Metformin is a biguanide used in the treatment of type 2 diabetes mellitus and obesity. The
main mechanism of action is to decrease the intestinal glucose absorption and the hepatic glucose
production, however, it does not influence insulin secretion. Metformin also increases the affinity of the
insulin receptor, reduces high insulin levels and improves insulin resistance. Additionally, it promotes
weight loss. Metformin is a pleiotropic compound but acts, largely, by activating 5' adenosine
monophosphate (AMP)-activated protein kinase (AMPK). Data suggest that the therapeutic effects of this
compound are mediated, at least in part, through an upregulation of paraoxonase-1 (PON1) synthesis.
PON1 is a thiolactonase that degrades lipid peroxides, and downregulates the chemokine (C-C motif)

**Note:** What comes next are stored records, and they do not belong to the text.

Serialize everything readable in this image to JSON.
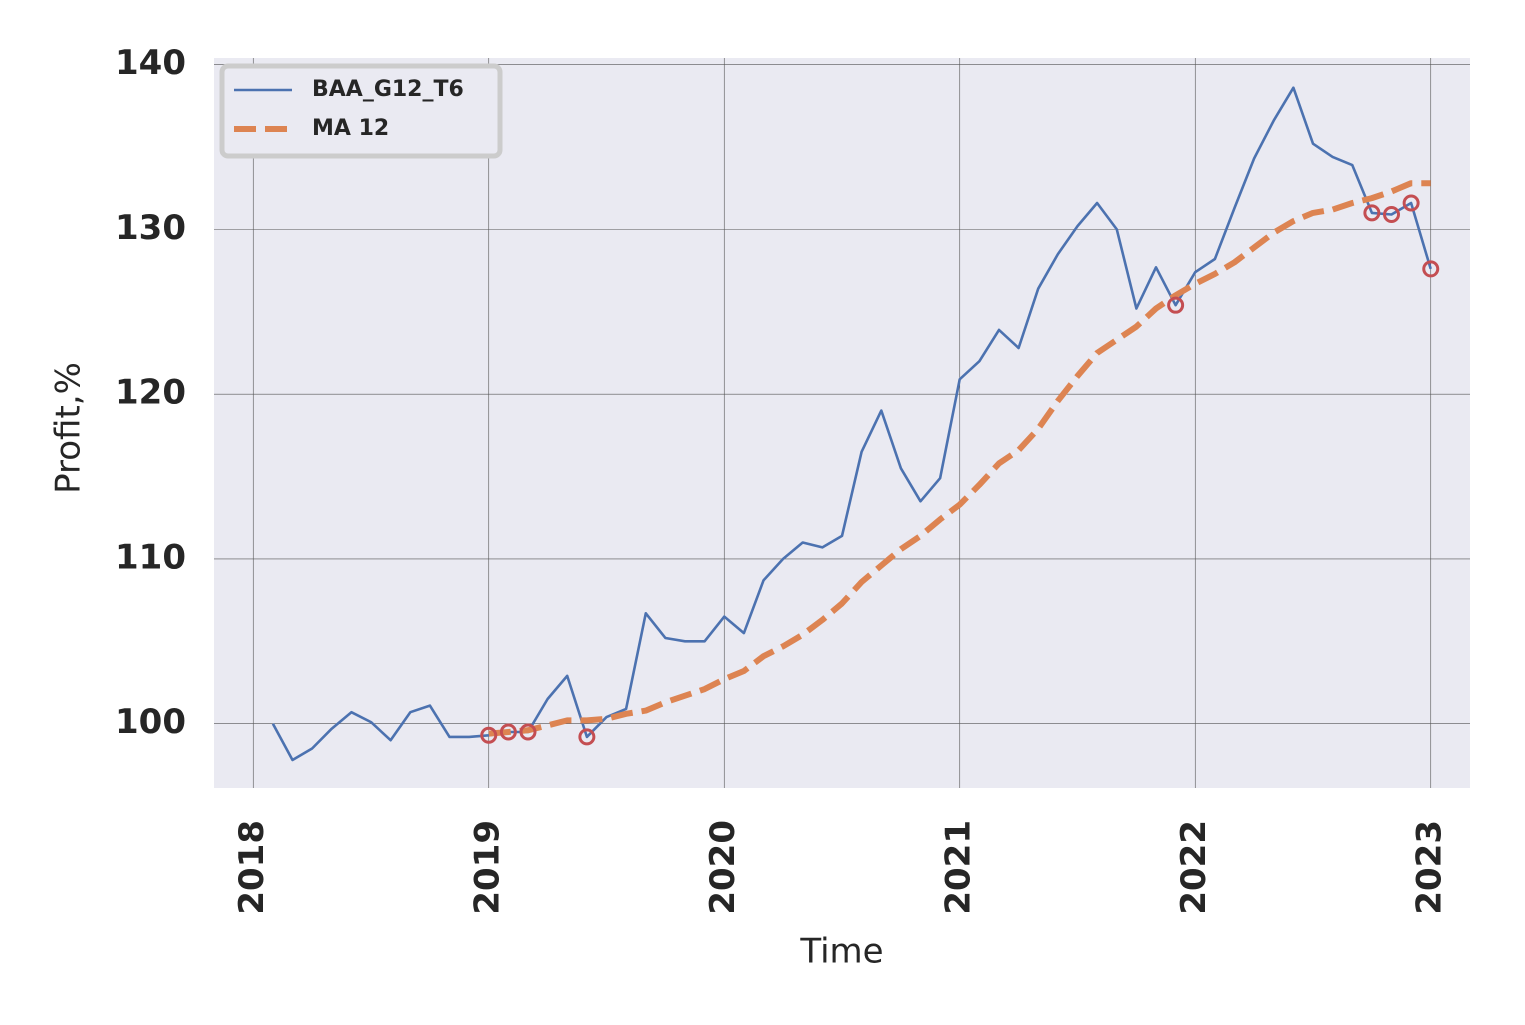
{
  "chart_data": {
    "type": "line",
    "xlabel": "Time",
    "ylabel": "Profit,%",
    "x": [
      "2018-02",
      "2018-03",
      "2018-04",
      "2018-05",
      "2018-06",
      "2018-07",
      "2018-08",
      "2018-09",
      "2018-10",
      "2018-11",
      "2018-12",
      "2019-01",
      "2019-02",
      "2019-03",
      "2019-04",
      "2019-05",
      "2019-06",
      "2019-07",
      "2019-08",
      "2019-09",
      "2019-10",
      "2019-11",
      "2019-12",
      "2020-01",
      "2020-02",
      "2020-03",
      "2020-04",
      "2020-05",
      "2020-06",
      "2020-07",
      "2020-08",
      "2020-09",
      "2020-10",
      "2020-11",
      "2020-12",
      "2021-01",
      "2021-02",
      "2021-03",
      "2021-04",
      "2021-05",
      "2021-06",
      "2021-07",
      "2021-08",
      "2021-09",
      "2021-10",
      "2021-11",
      "2021-12",
      "2022-01",
      "2022-02",
      "2022-03",
      "2022-04",
      "2022-05",
      "2022-06",
      "2022-07",
      "2022-08",
      "2022-09",
      "2022-10",
      "2022-11",
      "2022-12",
      "2023-01"
    ],
    "series": [
      {
        "name": "BAA_G12_T6",
        "color": "#4c72b0",
        "style": "solid",
        "values": [
          100.0,
          97.8,
          98.5,
          99.7,
          100.7,
          100.1,
          99.0,
          100.7,
          101.1,
          99.2,
          99.2,
          99.3,
          99.5,
          99.5,
          101.5,
          102.9,
          99.2,
          100.4,
          100.9,
          106.7,
          105.2,
          105.0,
          105.0,
          106.5,
          105.5,
          108.7,
          110.0,
          111.0,
          110.7,
          111.4,
          116.5,
          119.0,
          115.5,
          113.5,
          114.9,
          120.9,
          122.0,
          123.9,
          122.8,
          126.4,
          128.5,
          130.2,
          131.6,
          130.0,
          125.2,
          127.7,
          125.4,
          127.4,
          128.2,
          131.3,
          134.3,
          136.6,
          138.6,
          135.2,
          134.4,
          133.9,
          131.0,
          130.9,
          131.6,
          127.6
        ]
      },
      {
        "name": "MA 12",
        "color": "#dd8452",
        "style": "dashed",
        "values": [
          null,
          null,
          null,
          null,
          null,
          null,
          null,
          null,
          null,
          null,
          null,
          99.4,
          99.5,
          99.6,
          99.9,
          100.2,
          100.2,
          100.3,
          100.6,
          100.8,
          101.3,
          101.7,
          102.1,
          102.7,
          103.2,
          104.1,
          104.7,
          105.4,
          106.3,
          107.3,
          108.6,
          109.6,
          110.6,
          111.4,
          112.4,
          113.3,
          114.5,
          115.8,
          116.6,
          117.9,
          119.6,
          121.1,
          122.5,
          123.3,
          124.1,
          125.2,
          126.0,
          126.7,
          127.3,
          128.0,
          128.9,
          129.8,
          130.5,
          131.0,
          131.2,
          131.6,
          131.9,
          132.3,
          132.8,
          132.8
        ]
      },
      {
        "color": "#c44e52",
        "style": "markers",
        "values": [
          null,
          null,
          null,
          null,
          null,
          null,
          null,
          null,
          null,
          null,
          null,
          99.3,
          99.5,
          99.5,
          null,
          null,
          99.2,
          null,
          null,
          null,
          null,
          null,
          null,
          null,
          null,
          null,
          null,
          null,
          null,
          null,
          null,
          null,
          null,
          null,
          null,
          null,
          null,
          null,
          null,
          null,
          null,
          null,
          null,
          null,
          null,
          null,
          125.4,
          null,
          null,
          null,
          null,
          null,
          null,
          null,
          null,
          null,
          131.0,
          130.9,
          131.6,
          127.6
        ]
      }
    ],
    "xlim": [
      "2017-11",
      "2023-03"
    ],
    "xticks": [
      "2018",
      "2019",
      "2020",
      "2021",
      "2022",
      "2023"
    ],
    "ylim": [
      96.1,
      140.4
    ],
    "yticks": [
      100,
      110,
      120,
      130,
      140
    ],
    "grid": true,
    "legend": "upper left",
    "background": "#eaeaf2"
  }
}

ligand 2 (CCL2) which is a pro-inflammatory chemokine that stimulates the migration of monocytes to
areas of inflammation where they differentiate into macrophages. However, the prescription of metformin
in patients with liver disease is controversial since, in some cases, this drug causes worsening of liver
function. Patients with chronic liver disease have decreased hepatic PON1 activity. A study in mice
deficient in PON1 showed that in this experimental model, metformin administration increased the severity
of steatosis, increased CCL2 expression, did not activate AMPK, and increased the expression of the
apoptosis marker caspase-9. These results suggest that PON1 is essential for the successful activation of
AMPK in the liver, and for metformin to demonstrate its therapeutic function.